Neither of the other humans I live with — my husband and son — was as enthralled about a chicken seeking refuge in the house as I was. My son said I shouldn’t let her get used to living inside, and worried about her lack of housetraining. When my husband made some mild objection, I protested, “It’s just one chicken. It’s not like it’s a whole flock!”
One indoor chicken felt like the limit, so the next night when both chickens were waiting at the door to come inside, I didn’t let them in, figuring that the Ameraucana would soon go off to sleep in the woods like she had the night before. She was always the first to roost for the night. I kept telling myself that she was fine, since she’d made it safely through the night before. But really, it felt more like Sophie’s Choice. The next morning her feathers had joined the Australorp’s floating around the yard.
With my guilt at choosing to save just the one chicken, I became even more determined to keep that last one safe. But what is a chicken without a flock? The Red didn’t know what to do with herself. She spent the next couple of days outside looking in the window at the front of the house, or perched on a high back porch railing that put her face inches from a window into the kitchen. She even laid an egg up there, which fell with a splat onto the deck below. Whenever I was outside, she’d come over and scratch a bit in the patch of dead lawn where the chickens had been working for a week or so, unearthing grubs. Nights, she spent on the back of the shelf behind the catalogs.
My husband and son urged me to make a long-term plan, so I checked in with a couple of other chicken owners on Chappy to see about a possible new home, or more chicken-mates for the Red. Other Chappy coops were having similar raccoon problems, though.
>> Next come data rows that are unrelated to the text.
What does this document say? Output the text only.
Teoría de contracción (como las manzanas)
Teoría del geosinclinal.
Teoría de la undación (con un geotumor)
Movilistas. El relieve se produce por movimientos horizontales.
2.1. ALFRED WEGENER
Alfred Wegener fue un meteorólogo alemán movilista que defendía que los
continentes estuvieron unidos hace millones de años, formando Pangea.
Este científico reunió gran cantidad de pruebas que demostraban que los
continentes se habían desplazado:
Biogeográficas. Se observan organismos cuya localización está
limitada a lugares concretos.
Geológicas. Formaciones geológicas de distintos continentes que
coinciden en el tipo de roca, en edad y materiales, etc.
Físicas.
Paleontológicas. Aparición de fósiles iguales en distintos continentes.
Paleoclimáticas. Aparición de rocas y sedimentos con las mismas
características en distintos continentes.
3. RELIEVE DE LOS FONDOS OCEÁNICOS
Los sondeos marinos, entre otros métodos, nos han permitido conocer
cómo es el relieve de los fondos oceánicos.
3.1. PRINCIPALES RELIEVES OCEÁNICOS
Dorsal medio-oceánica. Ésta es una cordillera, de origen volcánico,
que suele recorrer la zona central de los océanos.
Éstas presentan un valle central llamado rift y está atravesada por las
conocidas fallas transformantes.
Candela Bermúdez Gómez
My brother, who keeps chickens off-Island, said he had a couple he could give me when he came in two weeks. That would give me time to try to raccoon-proof my coop. I knew a chicken owner who was building a Chappy coop with wire that went six inches down into the ground and then angled out another six inches sideways to keep the raccoons from digging their way in. It reminded me of the electrified Aquinnah “henitentiary” I’d heard about, built by chicken owners harassed by raccoons.
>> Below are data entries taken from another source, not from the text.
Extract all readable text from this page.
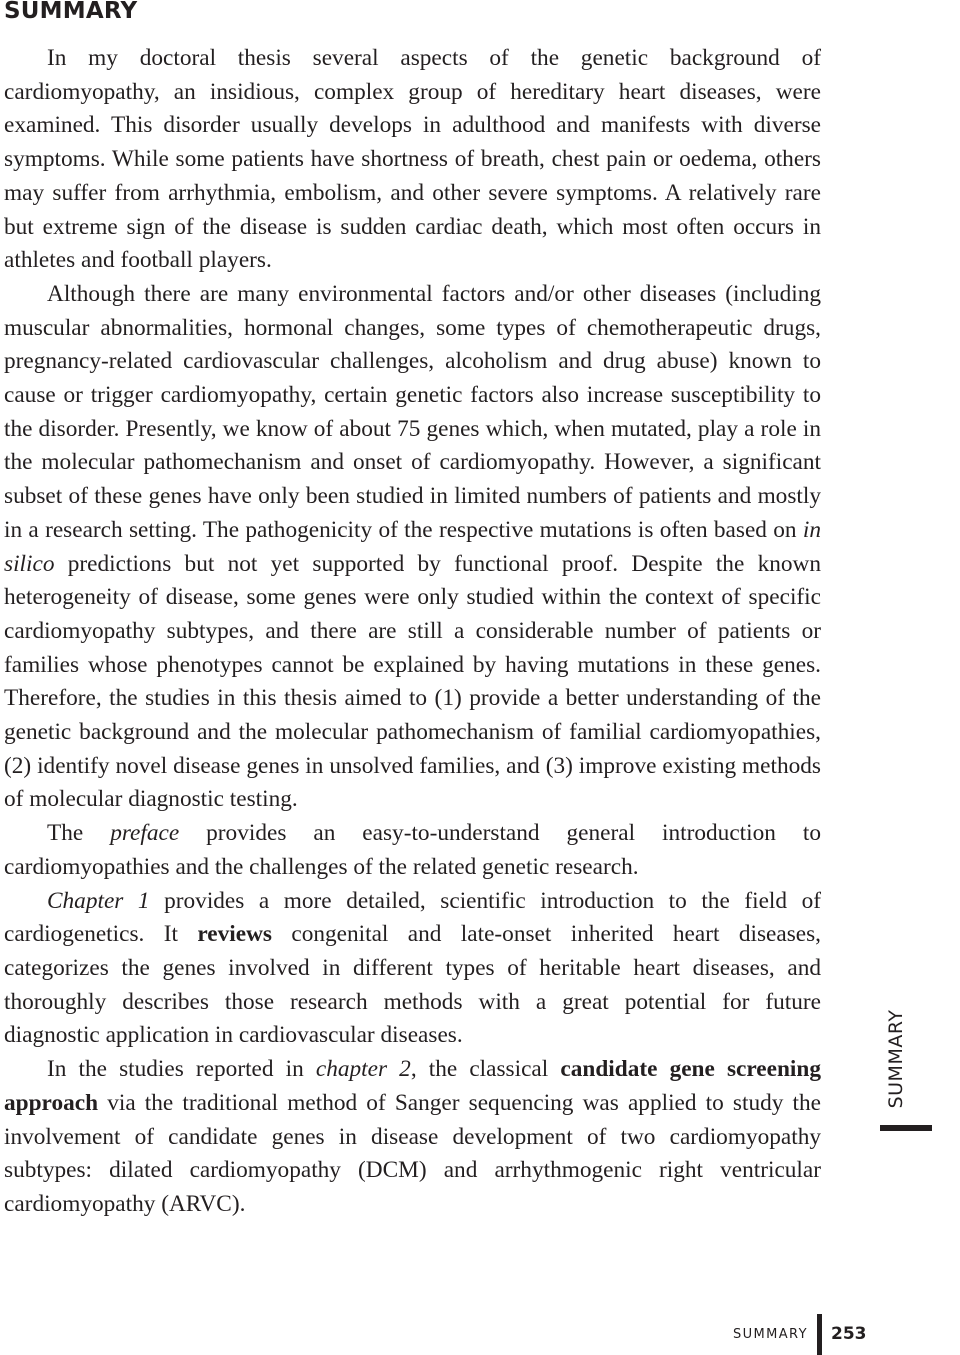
SUMMARY

In my doctoral thesis several aspects of the genetic background of cardiomyopathy, an insidious, complex group of hereditary heart diseases, were examined. This disorder usually develops in adulthood and manifests with diverse symptoms. While some patients have shortness of breath, chest pain or oedema, others may suffer from arrhythmia, embolism, and other severe symptoms. A relatively rare but extreme sign of the disease is sudden cardiac death, which most often occurs in athletes and football players.

Although there are many environmental factors and/or other diseases (including muscular abnormalities, hormonal changes, some types of chemotherapeutic drugs, pregnancy-related cardiovascular challenges, alcoholism and drug abuse) known to cause or trigger cardiomyopathy, certain genetic factors also increase susceptibility to the disorder. Presently, we know of about 75 genes which, when mutated, play a role in the molecular pathomechanism and onset of cardiomyopathy. However, a significant subset of these genes have only been studied in limited numbers of patients and mostly in a research setting. The pathogenicity of the respective mutations is often based on in silico predictions but not yet supported by functional proof. Despite the known heterogeneity of disease, some genes were only studied within the context of specific cardiomyopathy subtypes, and there are still a considerable number of patients or families whose phenotypes cannot be explained by having mutations in these genes. Therefore, the studies in this thesis aimed to (1) provide a better understanding of the genetic background and the molecular pathomechanism of familial cardiomyopathies, (2) identify novel disease genes in unsolved families, and (3) improve existing methods of molecular diagnostic testing.

The preface provides an easy-to-understand general introduction to cardiomyopathies and the challenges of the related genetic research.

Chapter 1 provides a more detailed, scientific introduction to the field of cardiogenetics. It reviews congenital and late-onset inherited heart diseases, categorizes the genes involved in different types of heritable heart diseases, and thoroughly describes those research methods with a great potential for future diagnostic application in cardiovascular diseases.

In the studies reported in chapter 2, the classical candidate gene screening approach via the traditional method of Sanger sequencing was applied to study the involvement of candidate genes in disease development of two cardiomyopathy subtypes: dilated cardiomyopathy (DCM) and arrhythmogenic right ventricular cardiomyopathy (ARVC).

SUMMARY
SUMMARY 253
Each chicken has an individual personality, but it’s somewhat muted by flock behavior. The fewer chickens in a flock, the more each one’s individuality comes out. The Red had been the top chicken in her little flock. She was the boldest, and the one who liked to stand inches from my hands while I gardened, in case I dug up a bug. She had taken on the role of rooster in her flock, and when she had a special treat to share, she’d invite the other two over with a call used by roosters — a happy, gurgling sound made at the back of the throat. But as the only chicken, she was acting more like a faithful dog, sticking close to us and to the house.
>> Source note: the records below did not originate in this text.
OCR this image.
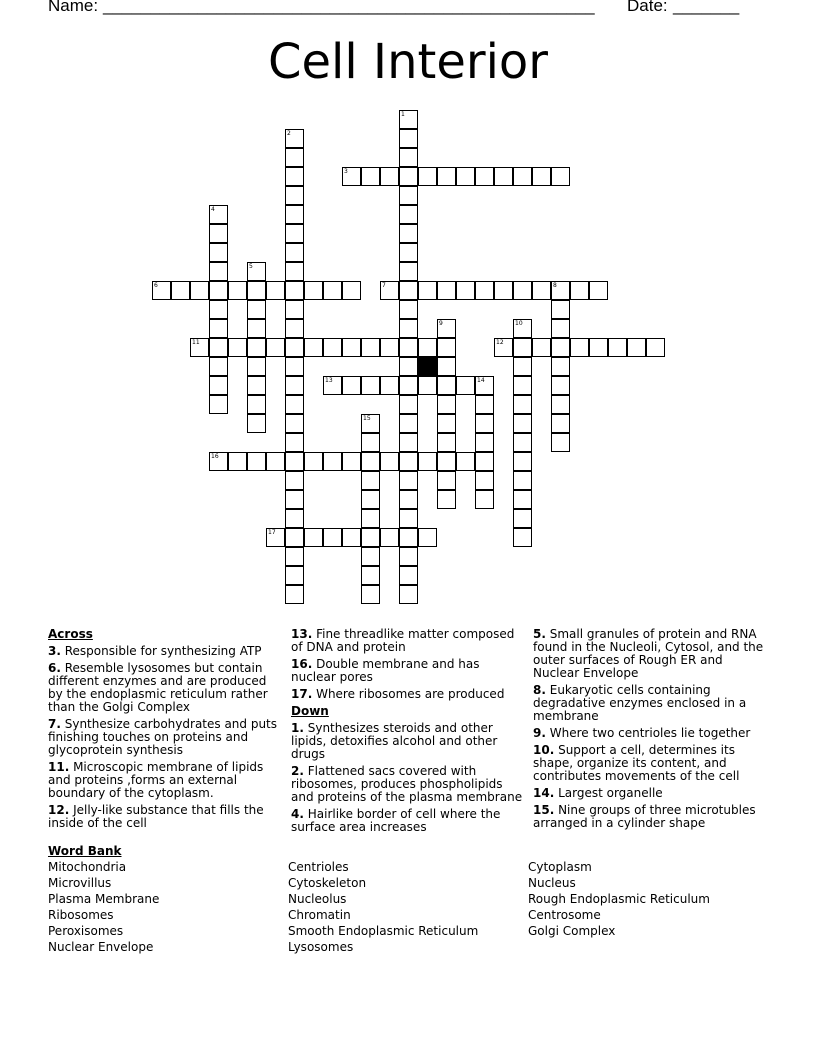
Name: ____________________________________________________ Date: _______
Cell Interior
1
2
3
4
5
6	7	8
9	10
11	12
13	14
15
16
17
Across
3. Responsible for synthesizing ATP
6. Resemble lysosomes but contain different enzymes and are produced by the endoplasmic reticulum rather than the Golgi Complex
7. Synthesize carbohydrates and puts finishing touches on proteins and glycoprotein synthesis
11. Microscopic membrane of lipids and proteins ,forms an external boundary of the cytoplasm.
12. Jelly-like substance that fills the inside of the cell
13. Fine threadlike matter composed of DNA and protein
16. Double membrane and has nuclear pores
17. Where ribosomes are produced
Down
1. Synthesizes steroids and other lipids, detoxifies alcohol and other drugs
2. Flattened sacs covered with ribosomes, produces phospholipids and proteins of the plasma membrane
4. Hairlike border of cell where the surface area increases
5. Small granules of protein and RNA found in the Nucleoli, Cytosol, and the outer surfaces of Rough ER and Nuclear Envelope
8. Eukaryotic cells containing degradative enzymes enclosed in a membrane
9. Where two centrioles lie together
10. Support a cell, determines its shape, organize its content, and contributes movements of the cell
14. Largest organelle
15. Nine groups of three microtubles arranged in a cylinder shape
Word Bank
Mitochondria
Microvillus
Plasma Membrane
Ribosomes
Peroxisomes
Nuclear Envelope
Centrioles
Cytoskeleton
Nucleolus
Chromatin
Smooth Endoplasmic Reticulum
Lysosomes
Cytoplasm
Nucleus
Rough Endoplasmic Reticulum
Centrosome
Golgi Complex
In the week after the raccoon attack, the Red was slowly recovering from the trauma. She wasn’t right outside the door every time I went outside, and she was spending more time scratching around the yard, resting in the shade at the edge of the lawn. She seemed to want to keep track of where we were, though, and came back inside to lay an egg in her safe spot on the shelf during the day. One afternoon, she was scratching for bugs in the lawn while I sat on the stoop watching her. All of a sudden, she made that special gurgling sound. She had a grub and kept tossing it up in the air to show me. I came right over, like an obedient hen. It was then I knew we humans had become her flock.